Judge Christopher Klein ruled on 10/1/14 that the city of Stockton, CA. which is in bankruptcy could reduce its pension obligations which were a contractural obligation to CALPERS, the state pension fund.
Bankruptcy has long been used as a tool in the private sector for stripping workers of benefits, contracts and rights. In the 1980s, we went through a period of hostile takeovers, leveraged buyouts, mergers and liquidations of companies in the airline, steel, coal mining, trucking and other industries. Iconic airline companies like Eastern Airlines, Pan Am, TWA, United and others were restructured or wiped out from the 1980s to the last decade. By 2002, more than 30 steel companies were in bankruptcy, including Bethlehem Steel, Republic Technologies, Wheeling Pittsburgh and National Steel.
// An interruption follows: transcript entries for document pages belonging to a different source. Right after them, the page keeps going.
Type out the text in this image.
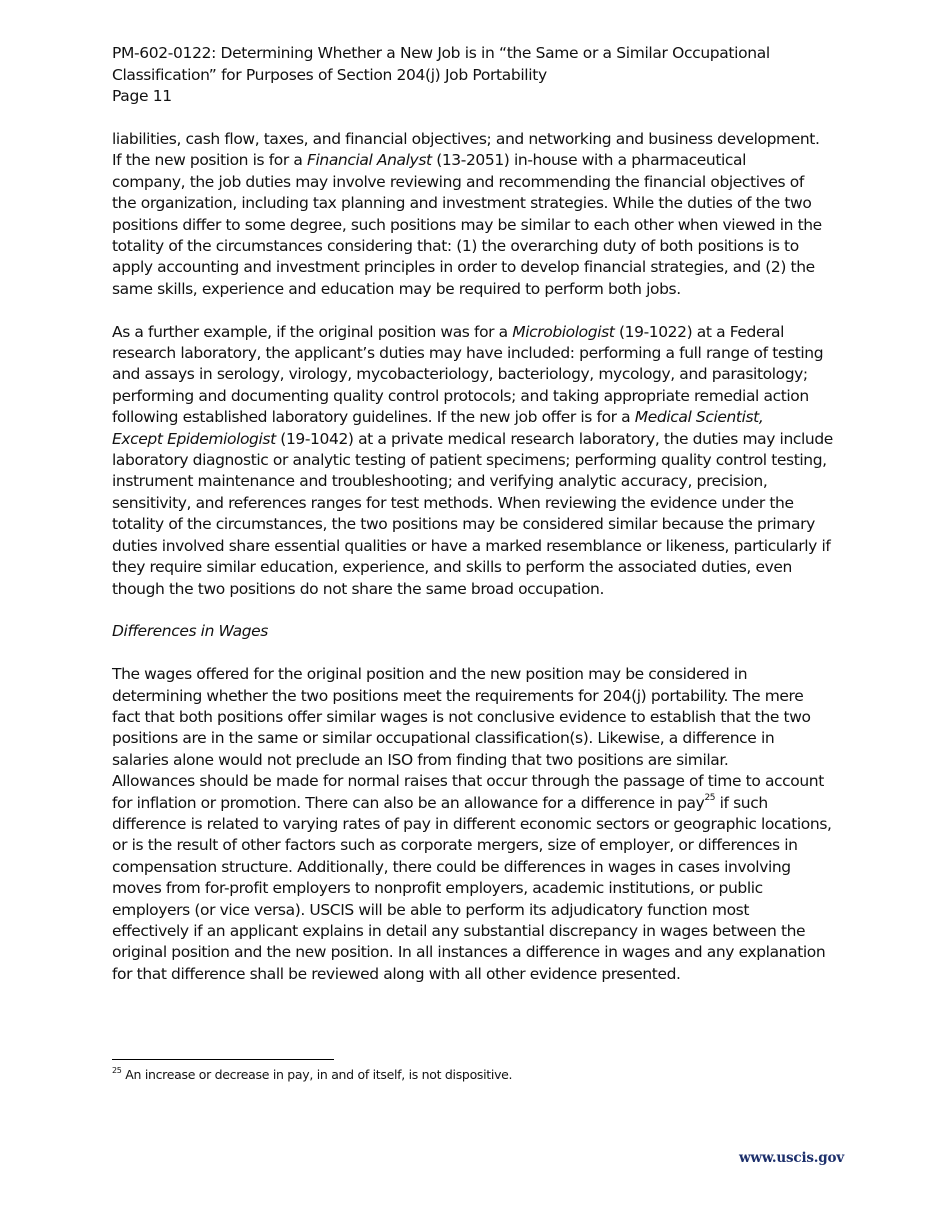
PM-602-0122: Determining Whether a New Job is in “the Same or a Similar Occupational
Classification” for Purposes of Section 204(j) Job Portability
Page 11
liabilities, cash flow, taxes, and financial objectives; and networking and business development.
If the new position is for a Financial Analyst (13-2051) in-house with a pharmaceutical
company, the job duties may involve reviewing and recommending the financial objectives of
the organization, including tax planning and investment strategies. While the duties of the two
positions differ to some degree, such positions may be similar to each other when viewed in the
totality of the circumstances considering that: (1) the overarching duty of both positions is to
apply accounting and investment principles in order to develop financial strategies, and (2) the
same skills, experience and education may be required to perform both jobs.
As a further example, if the original position was for a Microbiologist (19-1022) at a Federal
research laboratory, the applicant’s duties may have included: performing a full range of testing
and assays in serology, virology, mycobacteriology, bacteriology, mycology, and parasitology;
performing and documenting quality control protocols; and taking appropriate remedial action
following established laboratory guidelines. If the new job offer is for a Medical Scientist,
Except Epidemiologist (19-1042) at a private medical research laboratory, the duties may include
laboratory diagnostic or analytic testing of patient specimens; performing quality control testing,
instrument maintenance and troubleshooting; and verifying analytic accuracy, precision,
sensitivity, and references ranges for test methods. When reviewing the evidence under the
totality of the circumstances, the two positions may be considered similar because the primary
duties involved share essential qualities or have a marked resemblance or likeness, particularly if
they require similar education, experience, and skills to perform the associated duties, even
though the two positions do not share the same broad occupation.
Differences in Wages
The wages offered for the original position and the new position may be considered in
determining whether the two positions meet the requirements for 204(j) portability. The mere
fact that both positions offer similar wages is not conclusive evidence to establish that the two
positions are in the same or similar occupational classification(s). Likewise, a difference in
salaries alone would not preclude an ISO from finding that two positions are similar.
Allowances should be made for normal raises that occur through the passage of time to account
for inflation or promotion. There can also be an allowance for a difference in pay$^{25}$ if such
difference is related to varying rates of pay in different economic sectors or geographic locations,
or is the result of other factors such as corporate mergers, size of employer, or differences in
compensation structure. Additionally, there could be differences in wages in cases involving
moves from for-profit employers to nonprofit employers, academic institutions, or public
employers (or vice versa). USCIS will be able to perform its adjudicatory function most
effectively if an applicant explains in detail any substantial discrepancy in wages between the
original position and the new position. In all instances a difference in wages and any explanation
for that difference shall be reviewed along with all other evidence presented.
$^{25}$ An increase or decrease in pay, in and of itself, is not dispositive.
www.uscis.gov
Delphi and Visteon were the biggest of hundreds of bankruptcies in the auto parts industry, and, of course, Chrysler and GM were restructured in 2009. In each of these cases, bankruptcy was used to claw back gains that workers had made through struggle in earlier periods.
Pensions were destroyed, wages were slashed, labor agreements were torn up and hundreds of thousands of jobs were lost. In other words, using the bankruptcy courts as a tool to attack workers and steal their hard-won gains is not in itself a new development.